CG73997S - UK property rich collective investment vehicles: Transparency election: Overview

An election under TCGA92/SCH5AAA/para 8 provides, subject to certain conditions being met, for offshore collective investment vehicles which are transparent for income tax purposes to elect to be treated as a partnership for the purposes of chargeable gains and related provisions. This paragraph is intended to apply to entities such as, ‘Baker’ unit trusts, Luxembourg or French fonds commun du placement (FCPs), and Irish common contractual funds (CCFs).

The transparency election is not designed for, and is unlikely to be suitable for, CIVs that are widely held and regularly change investors, as the effect of investors investing or disposing of interests is likely to trigger regular disposals of other investors’ interests in the underlying assets (see section 4 of Statement of Practice D12).

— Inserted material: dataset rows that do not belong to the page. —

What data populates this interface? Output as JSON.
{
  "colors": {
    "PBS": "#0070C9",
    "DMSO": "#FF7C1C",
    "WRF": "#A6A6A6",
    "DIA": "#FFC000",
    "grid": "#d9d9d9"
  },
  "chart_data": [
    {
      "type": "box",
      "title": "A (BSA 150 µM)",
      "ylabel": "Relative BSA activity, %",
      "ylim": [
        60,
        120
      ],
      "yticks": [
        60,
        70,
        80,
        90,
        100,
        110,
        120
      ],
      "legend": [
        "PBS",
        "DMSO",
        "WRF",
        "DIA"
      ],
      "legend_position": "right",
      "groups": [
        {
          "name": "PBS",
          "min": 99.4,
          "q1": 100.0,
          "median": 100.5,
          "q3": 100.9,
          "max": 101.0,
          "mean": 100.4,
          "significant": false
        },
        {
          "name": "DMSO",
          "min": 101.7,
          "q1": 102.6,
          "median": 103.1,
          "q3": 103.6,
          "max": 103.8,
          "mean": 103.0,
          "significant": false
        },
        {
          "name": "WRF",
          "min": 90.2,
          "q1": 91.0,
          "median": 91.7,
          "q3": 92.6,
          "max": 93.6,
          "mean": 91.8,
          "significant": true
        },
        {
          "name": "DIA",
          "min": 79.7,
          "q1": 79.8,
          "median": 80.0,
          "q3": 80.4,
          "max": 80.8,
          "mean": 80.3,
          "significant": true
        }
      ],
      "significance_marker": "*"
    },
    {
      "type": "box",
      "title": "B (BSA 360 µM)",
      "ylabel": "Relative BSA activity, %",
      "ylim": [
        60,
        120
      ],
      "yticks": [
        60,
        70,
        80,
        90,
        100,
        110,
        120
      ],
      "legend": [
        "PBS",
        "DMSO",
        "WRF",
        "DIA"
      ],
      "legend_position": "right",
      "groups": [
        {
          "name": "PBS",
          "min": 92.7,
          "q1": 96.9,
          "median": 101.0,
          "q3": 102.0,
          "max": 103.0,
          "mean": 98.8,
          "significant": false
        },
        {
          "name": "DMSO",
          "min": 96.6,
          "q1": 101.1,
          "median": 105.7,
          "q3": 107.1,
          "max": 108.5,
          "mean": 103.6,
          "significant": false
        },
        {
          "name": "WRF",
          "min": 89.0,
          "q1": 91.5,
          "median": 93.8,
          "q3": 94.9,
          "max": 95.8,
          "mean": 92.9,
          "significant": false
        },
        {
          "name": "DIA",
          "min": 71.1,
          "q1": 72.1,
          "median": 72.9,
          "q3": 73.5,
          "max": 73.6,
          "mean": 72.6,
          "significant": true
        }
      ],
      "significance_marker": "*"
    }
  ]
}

HMRC would anticipate the likely users of this election to be smaller, joint-venture arrangements where the investors are predominantly or wholly exempt to type and/or are unlikely to change regularly. It may also be appropriate where the CIV is essentially a captive vehicle in the structure of a larger fund

The effect of the transparency election is to treat the offshore CIV as a partnership for the purposes of capital gains (and related provisions), with the result that –

  • the CIV itself is not within the charge to tax on its gains;
  • an interest in the CIV is not an asset for capital gains purposes, so the investors are taxed on disposals of the underlying assets of the partnership. When they dispose of their interest in the partnership, they will be disposing of their fractional interest in the underlying assets.
  • Section 12AA Taxes Management Act applies and the CIV will be required to deliver an annual partnership return, providing the details of any disposals by the CIV of chargeable assets in the period

An investor who is exempt from capital gains would therefore be able to directly engage that exemption on disposal of assets by the CIV, as for capital gains purposes they will be disposing directly of those assets rather than the disposal being by the CIV.

Conditions for making the transparency election

The ability to make a transparency election is subject to the CIV being UK property rich at the time of the election, or having published scheme documents at that time clearly stating the intention of the CIV to invest predominantly in UK land such that it will be UK property rich.

Paragraph 8(1) states that it will apply to UK property rich CIVs that are transparent for income tax purposes except for partnerships (as an election would be unnecessary because partnerships are not deemed to be companies per paragraph (4)(1)(b))).

Paragraph 8(7) explains when a CIV would be considered transparent for income tax purposes. However, it does not attempt to define what makes a CIV transparent for income, that remains something to be determined by reference to case law principles. Instead, it assumes that analysis has already been applied and that as a conclusion of a CIV being transparent for income, a hypothetical UK resident individual invested in the CIV would be chargeable to income tax on his or her share of the vehicle’s income.

TCGA92/SCH5AAA/para 8(5) removes the need to consider whether or not an income transparent CIV would, on first principles, already be transparent for gains.